Open mitchellmanware opened 1 month ago

mitchellmanware commented 1 month ago

Now that the pipeline is successfully running through the container, we should do a more detailed review of how crew_controller_local controls the cpu and memory distribution to each working target.

Before containerization, the crew_controller_slurm improved performance drastically due to cpu/memory declaration per controller and therefore balanced workers well.

Previous controller settings:

default_controller <- crew.cluster::crew_controller_slurm(
  name = "default_controller",
  workers = 4,
  seconds_idle = 30,
  slurm_partition = "geo",
  slurm_memory_gigabytes_per_cpu = 4,
  slurm_cpus_per_task = 2,
  script_lines = script_lines
)
calc_controller <- crew.cluster::crew_controller_slurm(
  name = "calc_controller",
  workers = 32,
  seconds_idle = 30,
  slurm_partition = "geo",
  slurm_memory_gigabytes_per_cpu = 8,
  slurm_cpus_per_task = 2,
  script_lines = script_lines
)
nasa_controller <- crew.cluster::crew_controller_slurm(
  name = "nasa_controller",
  workers = 16,
  seconds_idle = 30,
  slurm_partition = "geo",
  slurm_memory_gigabytes_per_cpu = 4,
  slurm_cpus_per_task = 8,
  script_lines = script_lines
)
highmem_controller <- crew.cluster::crew_controller_slurm(
  name = "highmem_controller",
  workers = 1,
  seconds_idle = 30,
  slurm_partition = "highmem",
  slurm_memory_gigabytes_per_cpu = 64,
  slurm_cpus_per_task = 2,
  script_lines = script_lines,
  launch_max = 10
)

Goal is to replicate these types of settings and performance gains via crew_controller_local

mitchellmanware commented 1 month ago

We should also further explore the interaction between future and crew within the containerized environment

sigmafelix commented 3 days ago

@mitchellmanware future and crew (mirai backend, actually) do not seem to work well as mirai daemons do not allow nested parallelism. I think we could divide each target as small as possible such that each target is built fairly quickly. A potential impact of this approach to performance might be a large list and its subsequent impact on merging into a large data.frame (or data.table) object.

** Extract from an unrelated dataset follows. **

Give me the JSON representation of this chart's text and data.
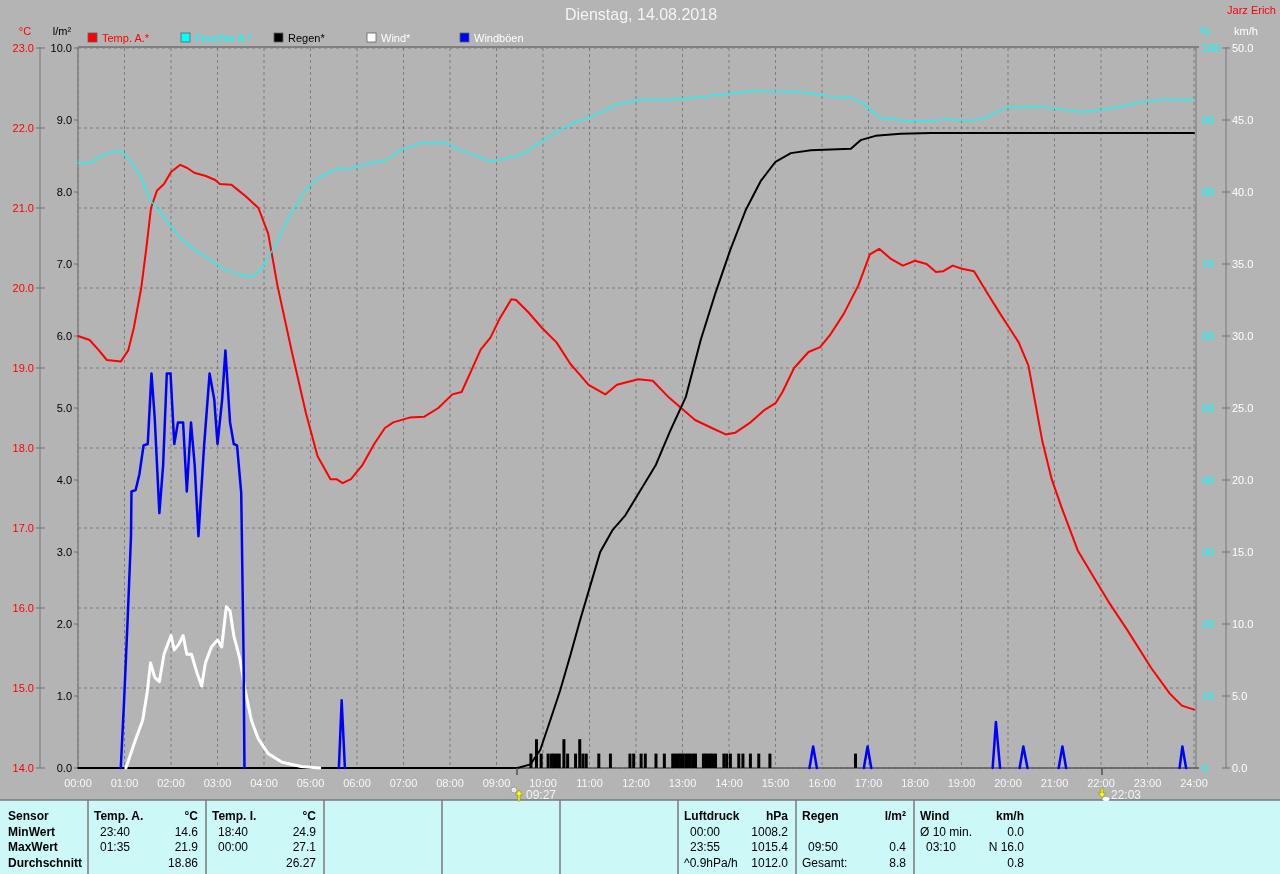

mitchellmanware commented 2 days ago

@sigmafelix We have started to implement something similar, breaking the temporal period down into 10/25/50 day chunks (optimal is still TBD) so that each worker runs quickly. This dynamic branching over smaller temporal chunks has shown benefits - an example is calculating NARR covariate for full temporal range and full AQS locations in ~5 minutes.

By using crew local controller it is still unclear if we can indicate a specific amount of memory to a single target. If we can, this should clear issues associated with merging large list into data.fram.